Maduro’s conspiracies did not stop there, however. He went on to accuse the neighboring Columbian President Juan Manuel Santos of organizing the drone incident in an attempt on his life. The Columbian President responded, as well as most everybody else, that this was a patently ridiculous notion, which nobody in their right mind would believe. Maduro gave another speech, indoors this time, speaking about how it still could have been Juan Manuel Santos, or perhaps members of the opposition, who he calls ‘insane’ and ‘dangerous’. Namely, he has targeted Venezuelan opposition deputy Juan Requesens, who was injured by police during the most recent crop of protests. He has accused him of not only being mentally ill, but also of being a collaborator with the Columbian Government to assist in his assassination as an insider. He has described the 29 year old of being of his 'craziest and most psychopathic' enemies. Meanwhile, Juan Requesens has said “We are going to get Nicolas Maduro to leave in order to get out of this tragedy”. After all, the Venezuelan people have made it clear that they want the socialist inheritor Nicolas Maduro to leave his post, and he has made it clear that he has no desire to leave, cracking down on his own people. This is a large part of what has caused the resultant exodus of his people to neighboring Columbia.

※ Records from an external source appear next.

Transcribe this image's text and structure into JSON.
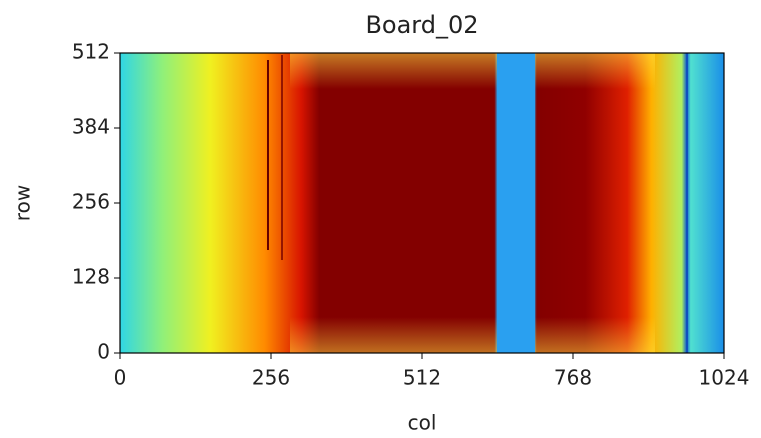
{
  "chart_data": {
    "type": "heatmap",
    "title": "Board_02",
    "xlabel": "col",
    "ylabel": "row",
    "xlim": [
      0,
      1024
    ],
    "ylim": [
      0,
      512
    ],
    "xticks": [
      0,
      256,
      512,
      768,
      1024
    ],
    "yticks": [
      0,
      128,
      256,
      384,
      512
    ]
  }
}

People are scrambling from Venezuela like it was a sinking ship, to the tune of up to 45,000 people crossing on foot to the Columbian city of Cúcuta every day. Over 4 million out of the 30 million people living in the city are escaped Venezuelan refugees. Naturally, this many people running for their lives into a new nation is sure to strain the capacities of anyone who is housing them. This is no insignificant number of people, families with histories and children and wives and concerns, are all suddenly the responsibility of a humanitarian force pushed to the point of bursting by this sudden influx of people. Just as it would seem that these masses fleeing their broken homes, leaving their shattered world behind, would run out of room in the places they were trying to go, the Trump Administration has decided to take decisive action in regards to the crisis of Venezuelan escapees finding new lives in Columbia.

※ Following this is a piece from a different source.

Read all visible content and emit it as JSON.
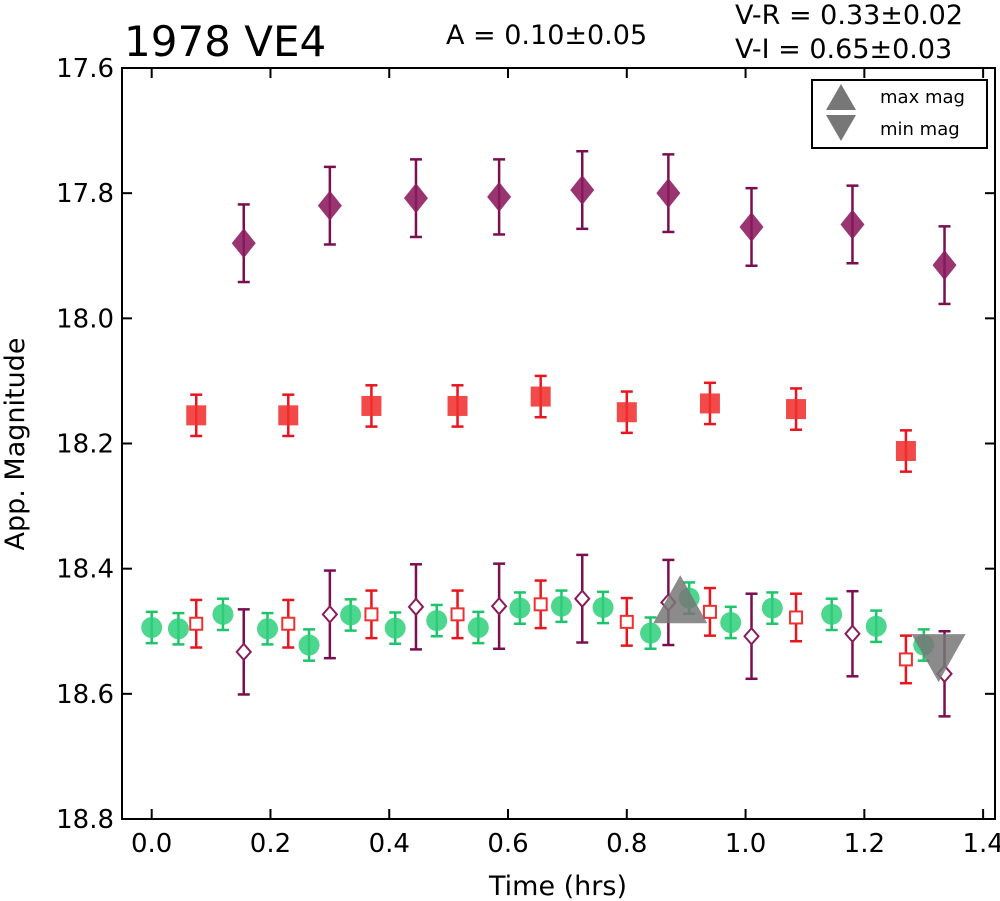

The US ambassador to the United Nations Nikki Haley has announced that the United States will send 9 million dollars in aid to the Venezuelan escapees living in Columbia, and is expected to announce even more aid later in the week. This comes at great relief to the Columbian government, which is having trouble keeping up with the new arrivals needs and demands. Namely, these include things like food, shelter, employment and protection. Not only will this help the Columbian Government to provide these things, it will also help the Venezuelan people to become lawful and beneficial citizens of their new nation, and also help the people still in Venezuela realize that what Maduro says about places like the United States are not true. It will help his people, whose backs are breaking under his strange and unwell rule, to realize that the world is conspiring to help them, not harm them. Maduro, as the inheritor of Chavez, has truly dropped the torch of socialism. One could say that this all truly is Chavez’ fault, because the inevitable outcome of socialism is precisely this, the breakdown of a once prosperous society. After there is no more money to redistribute, and after the oil dips in price, civilization crumbles. Where a market with a varied and diverse sectored economy could adapt and heal from such difficulties, economies like Venezuela cannot, through every fault of their own.

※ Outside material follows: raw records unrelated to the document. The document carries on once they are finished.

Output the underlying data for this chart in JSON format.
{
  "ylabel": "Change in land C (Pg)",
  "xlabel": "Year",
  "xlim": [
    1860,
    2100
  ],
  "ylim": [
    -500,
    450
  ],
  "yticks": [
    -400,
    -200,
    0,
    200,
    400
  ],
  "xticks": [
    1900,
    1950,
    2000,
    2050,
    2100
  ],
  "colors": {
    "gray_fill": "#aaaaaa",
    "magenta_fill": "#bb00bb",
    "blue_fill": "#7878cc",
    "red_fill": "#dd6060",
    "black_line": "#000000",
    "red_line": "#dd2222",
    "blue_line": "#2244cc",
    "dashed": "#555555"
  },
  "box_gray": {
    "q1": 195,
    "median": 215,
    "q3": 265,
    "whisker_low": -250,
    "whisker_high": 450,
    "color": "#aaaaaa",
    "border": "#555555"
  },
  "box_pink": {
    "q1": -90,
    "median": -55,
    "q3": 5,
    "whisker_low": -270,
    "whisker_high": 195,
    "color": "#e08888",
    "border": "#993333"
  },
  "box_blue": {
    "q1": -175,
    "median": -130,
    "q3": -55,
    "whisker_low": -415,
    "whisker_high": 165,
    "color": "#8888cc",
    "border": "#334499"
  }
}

As the burned-out beacon of South American prosperity sounds its death knells, its neighbors are the ones to clean up the mess, and the Trump Administration is an Administration which seeks to reward those who do so. The wisely-spent dollars of the American Government seek to show Maduro that people are, indeed, watching. He cannot escape from the world’s judging eyes. He cannot escape, burrow into his palace and fiddle while Caracas burns. His gangs cannot patrol every street, and his people will not wait in their long lines forever. Time is running out for that dead, last-century economics which Venezuela brought with it into this one. No amount of government intervention can fix the inevitability of Maduro’s deposition or demise. Nobody that isn’t paid by him wants the system to continue, and the blood of his people screams out for the world to help, for the world to stop him. America, evidently, is listening.